- Born: Alfredo Santos Buenaventura October 14, 1929 (age 96) Santa Maria, Bulacan, Philippine Islands
- Occupations: Filipino composer, conductor, pianist, educator
- Awards: Order of National Artists of the Philippines, Music (2026)

= Alfredo Buenaventura =

Filipino composer (born 1929)

Alfredo Santos Buenaventura is a Filipino composer, conductor and educator. He is a National Artist of the Philippines for Music

==Early life and education==
Alfredo Santos Buenaventura was born in October 14, 1929 in Santa Maria, Bulacan. He graduated from the University of Santo Tomas in 1951.

==Career==
Buenaventura has composed over 1,000 works, in different forms such as operas, choral works and chamber music. His work also helped re-popularize the rondalla and also incorporates Philippine indigenous elements such as with the opera Princess Urduja.

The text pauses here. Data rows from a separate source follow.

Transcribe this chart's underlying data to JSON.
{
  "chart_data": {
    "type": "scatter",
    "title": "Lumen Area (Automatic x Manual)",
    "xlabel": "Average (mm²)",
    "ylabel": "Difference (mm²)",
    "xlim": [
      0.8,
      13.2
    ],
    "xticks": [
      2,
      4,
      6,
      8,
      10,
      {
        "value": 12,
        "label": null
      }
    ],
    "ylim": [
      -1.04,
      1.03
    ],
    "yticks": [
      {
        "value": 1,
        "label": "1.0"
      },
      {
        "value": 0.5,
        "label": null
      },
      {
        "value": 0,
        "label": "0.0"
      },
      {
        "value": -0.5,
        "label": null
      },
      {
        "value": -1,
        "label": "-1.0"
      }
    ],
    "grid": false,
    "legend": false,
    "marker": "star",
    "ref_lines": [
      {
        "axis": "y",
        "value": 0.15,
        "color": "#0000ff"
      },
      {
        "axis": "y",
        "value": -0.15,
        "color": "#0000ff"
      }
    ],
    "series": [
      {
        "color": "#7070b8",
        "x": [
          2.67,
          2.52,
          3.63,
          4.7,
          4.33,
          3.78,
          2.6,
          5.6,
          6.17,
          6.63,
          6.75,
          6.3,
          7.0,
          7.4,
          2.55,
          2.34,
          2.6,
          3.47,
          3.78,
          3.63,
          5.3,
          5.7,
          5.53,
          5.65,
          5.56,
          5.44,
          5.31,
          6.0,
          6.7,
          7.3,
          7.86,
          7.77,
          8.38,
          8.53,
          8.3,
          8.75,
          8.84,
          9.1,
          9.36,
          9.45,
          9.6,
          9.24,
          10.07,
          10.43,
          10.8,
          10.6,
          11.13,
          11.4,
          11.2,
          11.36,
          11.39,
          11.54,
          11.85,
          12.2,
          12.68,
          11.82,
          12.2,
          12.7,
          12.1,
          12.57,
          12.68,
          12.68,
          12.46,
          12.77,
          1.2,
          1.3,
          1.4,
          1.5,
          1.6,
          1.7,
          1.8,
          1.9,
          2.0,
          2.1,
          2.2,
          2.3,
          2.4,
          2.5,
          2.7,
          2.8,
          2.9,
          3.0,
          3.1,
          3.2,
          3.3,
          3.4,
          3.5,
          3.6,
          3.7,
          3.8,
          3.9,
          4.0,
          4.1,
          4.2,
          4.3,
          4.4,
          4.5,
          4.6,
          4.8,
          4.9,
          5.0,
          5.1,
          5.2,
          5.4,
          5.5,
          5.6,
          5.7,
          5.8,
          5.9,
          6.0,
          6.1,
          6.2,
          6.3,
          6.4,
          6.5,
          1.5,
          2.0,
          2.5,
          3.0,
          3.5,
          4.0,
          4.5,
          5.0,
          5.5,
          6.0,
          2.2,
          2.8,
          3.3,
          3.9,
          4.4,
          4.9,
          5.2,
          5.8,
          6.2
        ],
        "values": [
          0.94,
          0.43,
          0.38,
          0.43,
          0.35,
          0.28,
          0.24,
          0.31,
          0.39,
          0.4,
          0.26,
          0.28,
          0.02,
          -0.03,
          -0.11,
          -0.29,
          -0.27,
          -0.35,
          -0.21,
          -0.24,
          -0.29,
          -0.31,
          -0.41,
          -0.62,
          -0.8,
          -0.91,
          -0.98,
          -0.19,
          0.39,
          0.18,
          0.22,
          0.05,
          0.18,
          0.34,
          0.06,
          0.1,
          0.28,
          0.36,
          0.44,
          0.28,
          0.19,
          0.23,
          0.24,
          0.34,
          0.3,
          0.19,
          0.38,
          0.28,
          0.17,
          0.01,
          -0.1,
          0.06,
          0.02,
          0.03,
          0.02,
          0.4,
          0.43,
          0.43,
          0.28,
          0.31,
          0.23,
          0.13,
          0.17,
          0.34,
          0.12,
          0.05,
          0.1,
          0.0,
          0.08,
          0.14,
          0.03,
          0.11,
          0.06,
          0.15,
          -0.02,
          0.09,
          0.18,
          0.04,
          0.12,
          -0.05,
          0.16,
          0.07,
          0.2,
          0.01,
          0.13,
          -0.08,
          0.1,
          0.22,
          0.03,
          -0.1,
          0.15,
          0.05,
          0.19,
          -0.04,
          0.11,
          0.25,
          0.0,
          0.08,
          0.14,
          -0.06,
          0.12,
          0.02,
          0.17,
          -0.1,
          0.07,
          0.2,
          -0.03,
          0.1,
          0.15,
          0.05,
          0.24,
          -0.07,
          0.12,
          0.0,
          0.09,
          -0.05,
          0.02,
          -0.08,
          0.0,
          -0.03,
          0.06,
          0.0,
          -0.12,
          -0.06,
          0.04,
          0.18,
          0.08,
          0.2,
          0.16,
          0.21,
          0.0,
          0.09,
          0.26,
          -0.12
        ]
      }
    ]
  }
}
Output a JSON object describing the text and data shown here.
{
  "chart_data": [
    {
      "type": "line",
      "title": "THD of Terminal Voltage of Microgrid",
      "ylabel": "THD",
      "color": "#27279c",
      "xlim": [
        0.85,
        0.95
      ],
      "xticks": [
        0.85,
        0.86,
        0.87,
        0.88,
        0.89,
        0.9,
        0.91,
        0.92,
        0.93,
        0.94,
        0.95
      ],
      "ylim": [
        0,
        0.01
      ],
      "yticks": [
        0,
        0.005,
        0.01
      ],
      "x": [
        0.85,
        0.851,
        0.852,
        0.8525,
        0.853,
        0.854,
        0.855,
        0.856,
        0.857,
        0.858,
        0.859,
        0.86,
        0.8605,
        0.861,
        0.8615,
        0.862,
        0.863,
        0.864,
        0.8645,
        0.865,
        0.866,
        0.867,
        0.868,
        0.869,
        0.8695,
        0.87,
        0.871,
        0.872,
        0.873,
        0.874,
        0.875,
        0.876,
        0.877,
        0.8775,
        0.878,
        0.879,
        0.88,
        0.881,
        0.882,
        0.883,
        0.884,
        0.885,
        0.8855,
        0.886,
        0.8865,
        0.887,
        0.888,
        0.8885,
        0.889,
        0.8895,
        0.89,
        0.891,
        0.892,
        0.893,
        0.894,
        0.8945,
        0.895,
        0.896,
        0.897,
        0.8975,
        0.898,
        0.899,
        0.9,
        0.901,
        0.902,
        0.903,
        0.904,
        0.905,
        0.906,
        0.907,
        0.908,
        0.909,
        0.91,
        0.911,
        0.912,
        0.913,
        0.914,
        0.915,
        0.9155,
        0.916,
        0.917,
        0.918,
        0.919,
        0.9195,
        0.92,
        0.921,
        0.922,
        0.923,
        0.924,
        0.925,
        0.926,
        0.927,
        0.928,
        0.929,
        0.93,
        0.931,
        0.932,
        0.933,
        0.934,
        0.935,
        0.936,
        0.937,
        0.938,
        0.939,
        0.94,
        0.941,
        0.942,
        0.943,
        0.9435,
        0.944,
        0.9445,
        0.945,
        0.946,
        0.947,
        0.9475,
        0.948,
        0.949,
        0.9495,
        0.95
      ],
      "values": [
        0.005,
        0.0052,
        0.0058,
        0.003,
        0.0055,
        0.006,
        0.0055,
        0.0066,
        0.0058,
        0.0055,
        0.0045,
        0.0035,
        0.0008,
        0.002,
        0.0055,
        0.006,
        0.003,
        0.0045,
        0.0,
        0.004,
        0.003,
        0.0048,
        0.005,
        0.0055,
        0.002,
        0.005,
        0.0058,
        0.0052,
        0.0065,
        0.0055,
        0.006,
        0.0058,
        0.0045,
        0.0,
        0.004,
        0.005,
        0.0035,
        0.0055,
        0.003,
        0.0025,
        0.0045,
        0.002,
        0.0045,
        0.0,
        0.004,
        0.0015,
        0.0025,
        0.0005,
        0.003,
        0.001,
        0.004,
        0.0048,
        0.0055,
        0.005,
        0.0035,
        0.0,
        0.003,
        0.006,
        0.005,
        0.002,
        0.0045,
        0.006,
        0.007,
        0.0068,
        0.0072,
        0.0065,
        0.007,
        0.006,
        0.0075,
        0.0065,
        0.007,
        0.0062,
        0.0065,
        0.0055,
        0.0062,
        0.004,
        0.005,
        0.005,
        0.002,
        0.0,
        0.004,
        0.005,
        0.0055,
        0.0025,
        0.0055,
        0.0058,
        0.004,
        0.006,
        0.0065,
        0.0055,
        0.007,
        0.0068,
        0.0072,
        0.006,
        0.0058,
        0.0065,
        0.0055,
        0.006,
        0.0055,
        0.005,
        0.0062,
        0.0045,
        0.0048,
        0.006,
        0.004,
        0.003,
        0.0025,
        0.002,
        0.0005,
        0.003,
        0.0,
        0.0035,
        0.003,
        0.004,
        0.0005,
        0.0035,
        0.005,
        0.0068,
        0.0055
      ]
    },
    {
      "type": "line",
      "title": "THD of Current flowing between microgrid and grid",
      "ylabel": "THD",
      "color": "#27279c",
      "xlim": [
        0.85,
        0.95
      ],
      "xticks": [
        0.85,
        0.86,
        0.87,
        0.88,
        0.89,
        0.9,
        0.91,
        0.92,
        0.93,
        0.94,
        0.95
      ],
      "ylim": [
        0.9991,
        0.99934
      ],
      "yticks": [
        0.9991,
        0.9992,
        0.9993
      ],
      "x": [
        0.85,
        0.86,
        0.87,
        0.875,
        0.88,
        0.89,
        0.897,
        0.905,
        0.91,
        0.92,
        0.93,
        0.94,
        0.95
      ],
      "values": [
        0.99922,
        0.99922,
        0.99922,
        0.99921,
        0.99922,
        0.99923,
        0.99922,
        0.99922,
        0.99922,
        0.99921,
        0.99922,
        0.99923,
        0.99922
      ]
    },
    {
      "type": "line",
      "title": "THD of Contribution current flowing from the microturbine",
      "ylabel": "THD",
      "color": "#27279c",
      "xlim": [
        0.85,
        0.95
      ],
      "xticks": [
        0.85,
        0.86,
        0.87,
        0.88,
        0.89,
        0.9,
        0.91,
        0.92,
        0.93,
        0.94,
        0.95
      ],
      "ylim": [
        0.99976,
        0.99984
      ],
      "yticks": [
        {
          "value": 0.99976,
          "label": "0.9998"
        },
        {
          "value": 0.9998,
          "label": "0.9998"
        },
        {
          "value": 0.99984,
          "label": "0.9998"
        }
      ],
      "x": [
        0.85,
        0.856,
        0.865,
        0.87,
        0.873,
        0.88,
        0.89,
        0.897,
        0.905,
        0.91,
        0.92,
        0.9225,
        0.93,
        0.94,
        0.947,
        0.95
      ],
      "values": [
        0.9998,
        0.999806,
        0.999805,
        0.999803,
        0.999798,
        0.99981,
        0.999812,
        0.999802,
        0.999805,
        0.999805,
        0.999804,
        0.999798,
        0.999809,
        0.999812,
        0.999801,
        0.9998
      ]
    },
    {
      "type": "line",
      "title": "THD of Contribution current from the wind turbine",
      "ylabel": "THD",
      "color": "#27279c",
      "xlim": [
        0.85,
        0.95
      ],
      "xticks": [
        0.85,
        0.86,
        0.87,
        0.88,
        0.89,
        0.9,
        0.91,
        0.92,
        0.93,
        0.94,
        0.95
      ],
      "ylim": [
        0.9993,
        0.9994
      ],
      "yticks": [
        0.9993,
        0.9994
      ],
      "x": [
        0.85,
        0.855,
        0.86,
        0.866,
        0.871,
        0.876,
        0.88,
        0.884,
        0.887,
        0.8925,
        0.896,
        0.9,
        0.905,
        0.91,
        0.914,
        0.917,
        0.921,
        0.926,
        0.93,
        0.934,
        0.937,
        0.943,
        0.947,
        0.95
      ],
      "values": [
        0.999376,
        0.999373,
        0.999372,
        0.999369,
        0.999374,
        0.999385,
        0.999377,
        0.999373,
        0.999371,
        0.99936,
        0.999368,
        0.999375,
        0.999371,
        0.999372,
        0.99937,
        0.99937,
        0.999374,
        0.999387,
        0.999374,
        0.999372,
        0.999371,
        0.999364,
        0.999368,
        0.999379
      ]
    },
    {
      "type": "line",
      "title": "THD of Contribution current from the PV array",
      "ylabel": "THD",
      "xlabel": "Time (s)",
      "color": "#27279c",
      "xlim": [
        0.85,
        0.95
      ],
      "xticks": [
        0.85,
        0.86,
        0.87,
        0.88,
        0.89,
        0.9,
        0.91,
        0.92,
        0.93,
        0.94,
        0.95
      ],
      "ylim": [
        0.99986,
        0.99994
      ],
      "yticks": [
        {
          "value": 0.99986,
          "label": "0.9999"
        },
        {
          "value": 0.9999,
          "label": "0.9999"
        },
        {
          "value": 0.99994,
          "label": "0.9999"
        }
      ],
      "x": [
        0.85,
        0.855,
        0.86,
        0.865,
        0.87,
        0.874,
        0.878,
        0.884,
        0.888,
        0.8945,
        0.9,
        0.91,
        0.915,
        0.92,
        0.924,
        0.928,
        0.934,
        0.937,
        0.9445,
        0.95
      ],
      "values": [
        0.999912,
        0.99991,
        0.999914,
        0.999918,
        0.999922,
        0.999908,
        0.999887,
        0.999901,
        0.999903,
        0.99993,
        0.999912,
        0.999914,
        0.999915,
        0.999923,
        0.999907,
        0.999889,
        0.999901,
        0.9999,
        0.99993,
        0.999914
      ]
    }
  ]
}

Among Buenaventura's other known works are Bayan Kong Mahal, Mabuhay March, Maria Makiling, and Kayumanggi Symphony. He received the Republic Cultural Heritage Award in 1964 for Maria Makiling (1961) and again in 1972 for Kayumanggi Symphony.

He collaborated with the Manila Symphony Orchestra, the Philharmonic Orchestra, the Rizal Park Orchestra, and the Armed Forces of the Philippines Band.

He also taught music at the conservatories of the Philippine Women's University, St. Scholastica's College and Centro Escolar University, where he served as the Dean of Music.

On September 10, 2026, Alfredo Buenaventura was proclaimed as one of the ten new National Artists of the Philippines.